Whether the story of Troy and the Trojan War is true or not, the term ‘Trojan Horse‘ firmly remains part of modern vocabulary. This photo is of a small ‘tourist’ model at the supposed site of Troy in Turkey which you could climb into and ‘experience what it was like for those ancient Greek warriors hidden inside’. Obviously the original would not have had windows, although nothing would surprise me.

Trojan Horse, Turkey

It has been over 3,000 years but people are still falling for obvious scams, such as shelling out (large) sums of money to arrange for the receipt of winnings from a lottery, often on the other side of the world, which they never entered in the first place. Or had never even heard of.

The Trojan Horse, an enduring symbol of cunning and deception, stands as a timeless tale of intrigue from ancient Greece. This legendary stratagem played a pivotal role in the fall of the city of Troy during the Trojan War, a story recounted in Homer’s epic poem, the “Iliad.”

According to Greek mythology, after a decade-long siege, the Greeks devised a plan to infiltrate the impenetrable walls of Troy. They constructed a massive wooden horse, which they left at the city’s gates as a supposed offering to the gods, signifying their retreat from the war. Inside the hollowed-out belly of the horse, Greek soldiers hid in silence, waiting for nightfall.

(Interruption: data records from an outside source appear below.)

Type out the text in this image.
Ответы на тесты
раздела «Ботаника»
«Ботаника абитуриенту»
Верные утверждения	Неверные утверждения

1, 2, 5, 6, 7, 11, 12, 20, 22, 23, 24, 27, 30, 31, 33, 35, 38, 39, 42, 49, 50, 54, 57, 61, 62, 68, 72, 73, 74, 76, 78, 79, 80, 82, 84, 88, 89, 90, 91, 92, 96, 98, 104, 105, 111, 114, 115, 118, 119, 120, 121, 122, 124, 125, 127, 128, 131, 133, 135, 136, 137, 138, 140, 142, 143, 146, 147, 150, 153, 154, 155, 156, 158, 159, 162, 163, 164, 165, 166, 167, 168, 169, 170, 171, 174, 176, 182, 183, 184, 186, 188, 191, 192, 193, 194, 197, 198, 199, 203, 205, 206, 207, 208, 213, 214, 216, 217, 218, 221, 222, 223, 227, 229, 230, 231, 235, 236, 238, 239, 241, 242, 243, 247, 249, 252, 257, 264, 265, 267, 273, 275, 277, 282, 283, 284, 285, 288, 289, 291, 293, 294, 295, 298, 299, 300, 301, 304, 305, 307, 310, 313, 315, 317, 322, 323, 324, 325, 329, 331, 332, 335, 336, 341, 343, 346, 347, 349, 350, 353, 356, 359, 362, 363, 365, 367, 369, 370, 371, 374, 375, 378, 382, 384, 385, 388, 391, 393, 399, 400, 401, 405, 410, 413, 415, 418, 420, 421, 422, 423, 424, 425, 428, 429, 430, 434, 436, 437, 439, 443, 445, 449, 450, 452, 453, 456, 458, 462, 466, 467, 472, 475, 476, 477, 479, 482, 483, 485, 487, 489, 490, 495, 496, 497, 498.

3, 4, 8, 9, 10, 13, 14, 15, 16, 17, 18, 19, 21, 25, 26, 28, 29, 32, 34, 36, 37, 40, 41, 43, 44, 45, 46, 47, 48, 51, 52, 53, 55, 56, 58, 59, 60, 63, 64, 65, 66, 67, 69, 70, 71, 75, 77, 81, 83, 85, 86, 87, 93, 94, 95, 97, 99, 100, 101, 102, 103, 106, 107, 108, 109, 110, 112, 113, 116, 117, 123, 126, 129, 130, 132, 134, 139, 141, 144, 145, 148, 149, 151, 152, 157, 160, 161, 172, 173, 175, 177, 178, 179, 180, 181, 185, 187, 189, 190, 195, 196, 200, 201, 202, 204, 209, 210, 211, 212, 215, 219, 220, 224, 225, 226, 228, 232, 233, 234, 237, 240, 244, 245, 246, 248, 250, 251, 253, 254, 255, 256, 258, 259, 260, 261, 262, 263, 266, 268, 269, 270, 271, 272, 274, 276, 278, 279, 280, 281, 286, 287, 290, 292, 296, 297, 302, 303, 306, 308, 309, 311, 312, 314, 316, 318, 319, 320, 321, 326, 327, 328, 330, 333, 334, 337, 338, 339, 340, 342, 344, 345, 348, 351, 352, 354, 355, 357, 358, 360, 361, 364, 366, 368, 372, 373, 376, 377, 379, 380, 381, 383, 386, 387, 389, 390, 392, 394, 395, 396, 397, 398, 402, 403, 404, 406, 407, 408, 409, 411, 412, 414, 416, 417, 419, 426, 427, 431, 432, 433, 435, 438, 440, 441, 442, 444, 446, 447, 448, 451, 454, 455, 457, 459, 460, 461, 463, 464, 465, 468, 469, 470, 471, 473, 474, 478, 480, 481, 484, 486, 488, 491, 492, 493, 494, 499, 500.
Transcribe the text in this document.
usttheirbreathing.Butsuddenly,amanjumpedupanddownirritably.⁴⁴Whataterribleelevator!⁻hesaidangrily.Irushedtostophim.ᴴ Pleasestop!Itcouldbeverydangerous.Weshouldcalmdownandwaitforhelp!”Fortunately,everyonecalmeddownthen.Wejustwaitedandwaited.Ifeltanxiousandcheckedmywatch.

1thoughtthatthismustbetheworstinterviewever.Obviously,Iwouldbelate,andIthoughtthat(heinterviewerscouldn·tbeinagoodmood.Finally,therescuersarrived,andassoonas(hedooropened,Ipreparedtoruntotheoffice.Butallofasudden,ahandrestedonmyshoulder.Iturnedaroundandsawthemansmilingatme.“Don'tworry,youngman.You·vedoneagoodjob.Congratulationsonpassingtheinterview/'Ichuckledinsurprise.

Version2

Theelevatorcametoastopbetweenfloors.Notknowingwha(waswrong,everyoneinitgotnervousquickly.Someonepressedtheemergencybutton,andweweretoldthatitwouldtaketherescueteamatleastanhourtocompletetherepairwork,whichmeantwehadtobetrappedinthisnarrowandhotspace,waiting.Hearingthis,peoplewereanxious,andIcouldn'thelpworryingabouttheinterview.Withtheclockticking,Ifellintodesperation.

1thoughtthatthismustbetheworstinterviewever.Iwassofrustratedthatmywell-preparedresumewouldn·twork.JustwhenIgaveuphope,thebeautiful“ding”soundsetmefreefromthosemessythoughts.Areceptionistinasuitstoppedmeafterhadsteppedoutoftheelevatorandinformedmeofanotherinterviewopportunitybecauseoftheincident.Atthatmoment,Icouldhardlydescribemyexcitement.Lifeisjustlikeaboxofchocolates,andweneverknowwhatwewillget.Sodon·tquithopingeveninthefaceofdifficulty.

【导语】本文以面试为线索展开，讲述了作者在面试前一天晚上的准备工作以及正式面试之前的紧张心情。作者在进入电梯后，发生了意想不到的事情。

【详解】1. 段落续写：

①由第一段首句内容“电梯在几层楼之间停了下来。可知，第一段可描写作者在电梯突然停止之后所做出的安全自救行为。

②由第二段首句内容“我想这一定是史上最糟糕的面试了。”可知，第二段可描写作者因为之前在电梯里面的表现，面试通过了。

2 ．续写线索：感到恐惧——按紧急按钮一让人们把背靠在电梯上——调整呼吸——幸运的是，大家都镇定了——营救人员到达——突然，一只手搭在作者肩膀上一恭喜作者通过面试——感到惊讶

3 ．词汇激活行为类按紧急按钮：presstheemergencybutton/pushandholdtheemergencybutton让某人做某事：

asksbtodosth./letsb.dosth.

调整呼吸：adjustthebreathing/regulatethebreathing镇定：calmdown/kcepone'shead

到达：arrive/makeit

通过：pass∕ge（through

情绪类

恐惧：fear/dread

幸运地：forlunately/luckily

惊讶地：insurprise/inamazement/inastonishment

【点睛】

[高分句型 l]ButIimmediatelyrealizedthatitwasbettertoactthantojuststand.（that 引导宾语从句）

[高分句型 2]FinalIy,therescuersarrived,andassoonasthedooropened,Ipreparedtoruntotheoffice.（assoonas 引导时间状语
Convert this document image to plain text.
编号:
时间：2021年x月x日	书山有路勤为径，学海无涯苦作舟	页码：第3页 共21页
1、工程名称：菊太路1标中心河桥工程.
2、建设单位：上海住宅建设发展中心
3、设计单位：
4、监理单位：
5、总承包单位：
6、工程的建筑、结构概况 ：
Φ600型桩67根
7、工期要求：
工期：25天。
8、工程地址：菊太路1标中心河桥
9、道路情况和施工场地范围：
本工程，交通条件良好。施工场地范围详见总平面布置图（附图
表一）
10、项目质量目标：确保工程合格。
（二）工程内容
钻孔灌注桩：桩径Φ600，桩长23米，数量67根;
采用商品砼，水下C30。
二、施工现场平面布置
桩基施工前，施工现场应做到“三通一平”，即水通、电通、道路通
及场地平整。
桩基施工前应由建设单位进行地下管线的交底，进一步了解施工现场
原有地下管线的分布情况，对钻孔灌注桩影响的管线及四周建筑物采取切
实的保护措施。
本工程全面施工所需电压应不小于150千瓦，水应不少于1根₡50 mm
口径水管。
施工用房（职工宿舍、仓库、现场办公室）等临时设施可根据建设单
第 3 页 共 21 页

The Trojans, believing the horse to be a trophy and a token of victory, brought it within the city walls as a symbol of their triumph over the Greeks. That night, while the Trojans celebrated their perceived victory with feasting and revelry, the Greek warriors emerged from their wooden hiding place, opening the city gates for their comrades who had returned under cover of darkness. Troy, lulled into complacency by the apparent withdrawal of the Greek army, was caught off guard, leading to its ultimate downfall.

The Trojan Horse’s legacy transcends its ancient origins, finding its way into countless stories, idiomatic expressions, and cultural references. It embodies the timeless lesson that appearances can be deceiving, and one must remain vigilant, even in the face of apparent victory.

In a world where deception and cunning is the norm, the story of the Trojan Horse serves as a reminder of the importance of critical thinking and skepticism, urging us to question what may seem too good to be true.

In computing, a Trojan horse is any malware that misleads users of its true intent by disguising itself as a standard program. It is a big, highly sophisticated and very lucrative business in the modern world.

It has been speculated that the story of the Trojan Horse actually resulted from later poets creatively misunderstanding an actual historical use of a siege engine at Troy, as such pieces of equipment were either named after animals or were in the shape of animals.